Das öffentliche Straßen- und Verkehrsrecht treibt manchmal kuriose Blüten. Straßen sind dem Verkehr gewidmet. Daher ist jeder Gebrauch zu verkehrlichen Zwecken im Grundsatz erlaubnisfrei (sog. Gemeingebrauch). Andere Zwecke bedürfen als Sondernutzung einer Genehmigung und es werden Benutzungsgebühren fällig. Aus der Perspektive eines Jurastudenten schien diese Unterscheidung ziemlich einfach: Laufen, Fahren, Parken ist Gemeingebrauch; in einem Straßencafé sitzen oder im öffentlichen Straßenraum eine Werbetafel aufstellen ist Sondernutzung.
Aber in der Praxis ist die Unterscheidung dann doch nicht immer so schlicht.

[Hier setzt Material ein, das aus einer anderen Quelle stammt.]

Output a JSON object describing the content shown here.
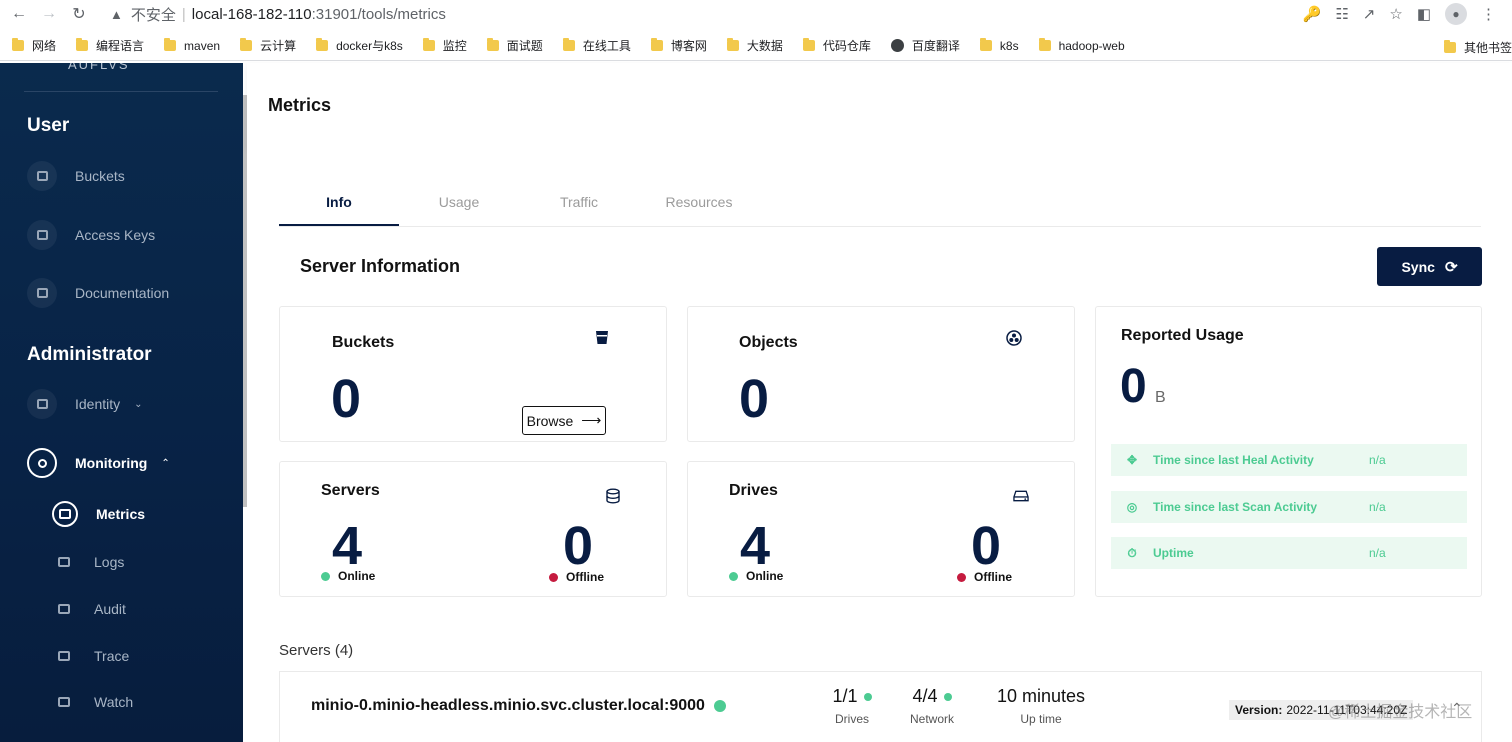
{
  "browser": {
    "insecure_label": "不安全",
    "separator": "|",
    "url_host": "local-168-182-110",
    "url_path": ":31901/tools/metrics",
    "bookmarks": [
      "网络",
      "编程语言",
      "maven",
      "云计算",
      "docker与k8s",
      "监控",
      "面试题",
      "在线工具",
      "博客网",
      "大数据",
      "代码仓库",
      "百度翻译",
      "k8s",
      "hadoop-web"
    ],
    "other_bookmarks": "其他书签"
  },
  "sidebar": {
    "logo_cut": "AUFLVS",
    "user_section": "User",
    "user_items": [
      "Buckets",
      "Access Keys",
      "Documentation"
    ],
    "admin_section": "Administrator",
    "identity": "Identity",
    "monitoring": "Monitoring",
    "monitoring_items": [
      "Metrics",
      "Logs",
      "Audit",
      "Trace",
      "Watch"
    ]
  },
  "header": {
    "title": "Metrics"
  },
  "tabs": [
    "Info",
    "Usage",
    "Traffic",
    "Resources"
  ],
  "server_info": {
    "title": "Server Information",
    "sync_label": "Sync"
  },
  "cards": {
    "buckets": {
      "label": "Buckets",
      "value": "0",
      "browse_label": "Browse"
    },
    "objects": {
      "label": "Objects",
      "value": "0"
    },
    "servers": {
      "label": "Servers",
      "online": "4",
      "offline": "0",
      "online_label": "Online",
      "offline_label": "Offline"
    },
    "drives": {
      "label": "Drives",
      "online": "4",
      "offline": "0",
      "online_label": "Online",
      "offline_label": "Offline"
    },
    "usage": {
      "label": "Reported Usage",
      "value": "0",
      "unit": "B",
      "rows": [
        {
          "label": "Time since last Heal Activity",
          "value": "n/a"
        },
        {
          "label": "Time since last Scan Activity",
          "value": "n/a"
        },
        {
          "label": "Uptime",
          "value": "n/a"
        }
      ]
    }
  },
  "servers_list": {
    "title": "Servers (4)",
    "rows": [
      {
        "name": "minio-0.minio-headless.minio.svc.cluster.local:9000",
        "drives": "1/1",
        "drives_label": "Drives",
        "network": "4/4",
        "network_label": "Network",
        "uptime": "10 minutes",
        "uptime_label": "Up time",
        "version_label": "Version:",
        "version": "2022-11-11T03:44:20Z"
      }
    ]
  },
  "watermark": "@稀土掘金技术社区",
  "colors": {
    "sidebar": "#082245",
    "accent": "#081c42",
    "online": "#4ccb92",
    "offline": "#c51b3f",
    "usage_row_bg": "#ebf9f1"
  }
}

Gerade in Zeiten der Verkehrswende kommen neue Nutzungen dazu und geraten alte in den Blick, die nicht so passgenau zuzuordnen sind: Wie ist es mit Ladestationen für E‑Mobilität? Sie dienen zwar ziemlich offensichtlich dem Verkehr, aber eben auch gewerblichen Zwecken und schließen andere Nutzer von dem Straßenraum aus, den sie beanspruchen. Oder sogenannte „Parklets“, auf dem Parkstreifen aufgebaute Park-Bänke, die mit Fahrradständern kombiniert, den öffentlichen Straßenraum zum Teil für Fußgänger und Fahrradfahrer zurückerobern sollen. Gemeingebrauch oder Sondernutzung? Und überhaupt: Könnte man nicht auch parkende Autos aus dem Gemeingebrauch herausnehmen und Sondernutzungsgebühren erheben, denn der „ruhende“ Verkehr dient ja allenfalls indirekt der Fortbewegung von A nach B? Genau solche Fragen kamen gestern nach meinem Vortrag bei einem Seminar des „Instituts für Städtebau“ zur Sprache. Knapp 50 Praktiker im Bereich Verkehrsplanung und Stadtentwicklung aus ganz Deutschland waren zusammengekommen, um sich über Mobilität zu informieren.
Die Rechtsprechung zu solchen Fragen ist inzwischen ziemlich ausziseliert und uneinheitlich. Der Verkehrsbegriff, der ursprünglich eng an die Ortsveränderung angeknüpft hat, ist für die praktische Zwecke der Nutzung des öffentlichen Raums viel zu eng: So wird die Straße üblicherweise auch für kommunikative Zwecke genutzt, Schaufensterbummel, Begegnung und Unterhaltung zwischen Passanten usw. Klassisch daher die Entscheidung des Verwaltungsgerichtshofs Mannheim, worin der Begriff des „kommunikativen Verkehrs“ auftaucht (Urteil v. 31.01.2002 – 5 S 3057/99). Wir atmen auf, der Plausch unter Nachbarn auf dem Gehweg vor unseren Häusern ist also nicht genehmigungsbedürftig!
Was die Parklets angeht, ist die Frage nach Gemeingebrauch oder Sondernutzung z.B. in der Münchener Kreisverwaltung höchst umstritten. Sie erinnern sich: Sitzbank im Straßencafé ist Sondernutzung… andererseits ist kommunikativer Verkehr nach der Rechtsprechung vom Gemeingebrauch umfasst. Insofern wäre es ja schon relativ überzeugend zu argumentieren, dass auch Fußgänger Anspruch auf „ruhenden Verkehr“ haben dürften, wenn schon die Kfz im Rahmen des Gemeingebrauchs grundsätzlich kostenlos und erlaubnisfrei parken dürfen. Bei privaten Ladestationen wird teilweise eine Entwidmung bzw. Umwidmung vorgeschlagen. In anderen Fällen bleibt es bei der Sondernutzung, die dann jedoch gebührenpflichtig bleibt und grundsätzlich kostendeckend abgerechnet werden soll.
In vielen Fällen zeigt ein genauer Blick auf die Entscheidungspraxis, dass sie sich faktisch relativ weit von dem ursprünglichen Kriterium des verkehrlichen Zwecks entfernt hat. Stattdessen wird eher auf Fragen abgestellt, a) ob eine Nutzung mehr oder weniger feste Einrichtungen mit sich bringt, die andere Nutzungen räumlich ausschließen und b) ob sie gewerblich betrieben wird (Olaf Dilling).